Life

Nuala McCann: Springwatch owls reminded me I love nature, but not up close

That Springwatch really ought to have carried a warning. It was before the watershed. Never mind small children, there were grown people squawking louder than baby blackbirds in our house

Nuala McCann

Nuala McCann

Nuala McCann is an Irish News columnist and writes a weekly radio review.

Butter wouldn't melt? A little owl (Athene noctua) – on Springwatch a female fed blackbird chicks to her young
Butter wouldn't melt? A little owl (Athene noctua) – on Springwatch a female fed blackbird chicks to her young Butter wouldn't melt? A little owl (Athene noctua) – on Springwatch a female fed blackbird chicks to her young

PERHAPS some of the wisest advice comes from the Oracle of Delphi: “Know thyself”.

I have learned that lesson on the hard pavements of Europe. The port of Piraeus – Syphilis Square – where we slept in a huddle waiting for the early ferry to the Greek Islands... Mamma Mia it was not.

I learned it on the train in Yugoslavia where we dozed for hours tucked up beside bearded women and caged clucking chickens and big sacks of red and green peppers in the days when the pepper was so exotic, you’d never have snared one in Crazy Prices.

I learned it with a deep-throated French stranger, hanging out the half window of a slow train to Paris, choking to death on a Gitane cigarette – me, not him.

What I learned was that I don’t like smoking even with tall French strangers; couchettes on trains are affordable and anywhere but anywhere is better than sleeping in Syphilis Square.

There is a fashion of writing letters to one’s younger self offering advice from the throne of great wisdom. I’d just echo the Oracle: “Know thyself”.

Myself looks at my younger self and wonders why she took life way too seriously and the lengths she’d go to just to save money.
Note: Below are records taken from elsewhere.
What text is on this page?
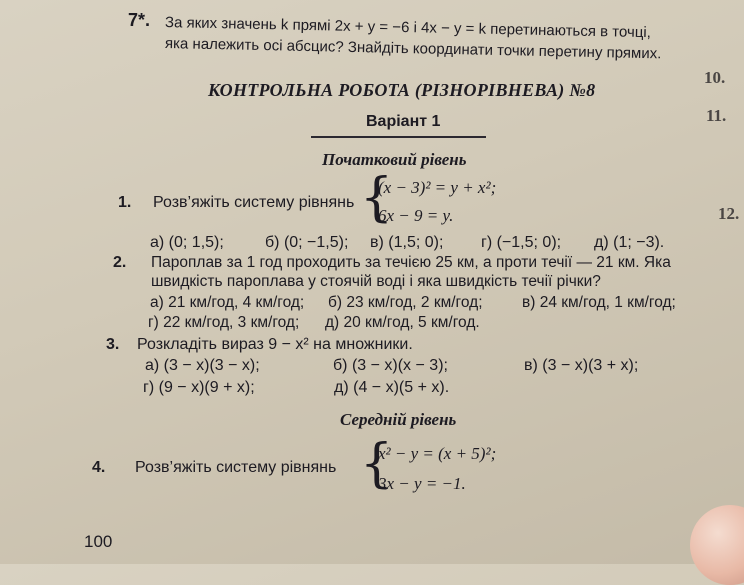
7*. За яких значень k прямі 2x + y = −6 і 4x − y = k перетинаються в точці,
яка належить осі абсцис? Знайдіть координати точки перетину прямих.
КОНТРОЛЬНА РОБОТА (РІЗНОРІВНЕВА) №8
Варіант 1
Початковий рівень
1. Розв’яжіть систему рівнянь {
(x − 3)² = y + x²;
6x − 9 = y.
а) (0; 1,5);	б) (0; −1,5); в) (1,5; 0); г) (−1,5; 0); д) (1; −3).
2. Пароплав за 1 год проходить за течією 25 км, а проти течії — 21 км. Яка
швидкість пароплава у стоячій воді і яка швидкість течії річки?
а) 21 км/год, 4 км/год; б) 23 км/год, 2 км/год;	в) 24 км/год, 1 км/год;
г) 22 км/год, 3 км/год; д) 20 км/год, 5 км/год.
3. Розкладіть вираз 9 − x² на множники.
а) (3 − x)(3 − x);	б) (3 − x)(x − 3);	в) (3 − x)(3 + x);
г) (9 − x)(9 + x);	д) (4 − x)(5 + x).
Середній рівень
4. Розв’яжіть систему рівнянь {
x² − y = (x + 5)²;
3x − y = −1.
10.
11.
12.
100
To hell with poverty, I’d tell her. Who else SAVES money from a student grant, I’d tell her. Why have pan bread when you can eat a big chocolate cake, I’d say.

The younger me occasionally splashed out but she needed to know she had a safe little nest egg in the bank, for the just-in-case moments. They did come about – when you buy a flat, nobody ever really explains how interest rates can shoot up to 13 per cent and that a thing called a rates bill shall plop on to the mat one day... be still my beating heart.

But the “know thyself” I’m sharing with you this week is the fact that I love nature, but not up close. Like my yoga friend, the truth is that I like the idea of it – cute fluffy babies, dolphins like Flipper, dogs who wear hats, cats who play pat-a-cake in French on Youtube, Skippy the bush kangaroo.

Only this week, I discovered baby goats wearing pyjamas and passed a good 10 minutes smiling goofily.

When our boy suggested I google videos for frightened goats, I was astonished at their ability to fall over and play dead, legs sticking straight up in the air, when someone scared them. You’re kidding!

I wasted another half an hour of my life on that.

But the fact that I only love animals at the distance of a long pointy stick became apparent with a recent Springwatch programme. Here were the baby owls and the baby blackbirds tucked up in their little nests at opposite ends of the barn waiting for the mommas and poppas to come with dinner.

One minute it was coochy coo, the next, the mama owl swooped on the baby blackbirds and hauled them squawking to be devoured by her owl babies.

One little blackbird knew his number was up. As his siblings lay dead and bleeding beside him, the sole survivor who could not yet fly, dropped out of his nest and made a desperate scrabble for a dark corner in the shed far from the owls’ gleaming eyes.

That Springwatch really ought to have carried a warning. It was before the watershed. Never mind small children, there were grown people squawking louder than baby blackbirds in our house.

Chris Packham then appeared on screen to reassure us that about 70 per cent of baby owls don’t make it through their first year and food is vital... there are plenty of blackbirds: way of the world. Tell that to mummy and daddy blackbird, we shrieked.

Viewers have also seen a live baby owl being ripped apart by its mother and fed to its siblings. That’s straight out of a Greek tragedy.

So let us return to the Oracle of Delphi and the message about knowing thyself.

I have to confess that I cannot wear the badge of a true nature lover. I’m a cutesy fan. I like my lamb gambolling, but also on a plate with gravy. I like my fish battered with a good dash of salt. And owl babies? I only like sweet, fluffy Percy and Bill from the storybook.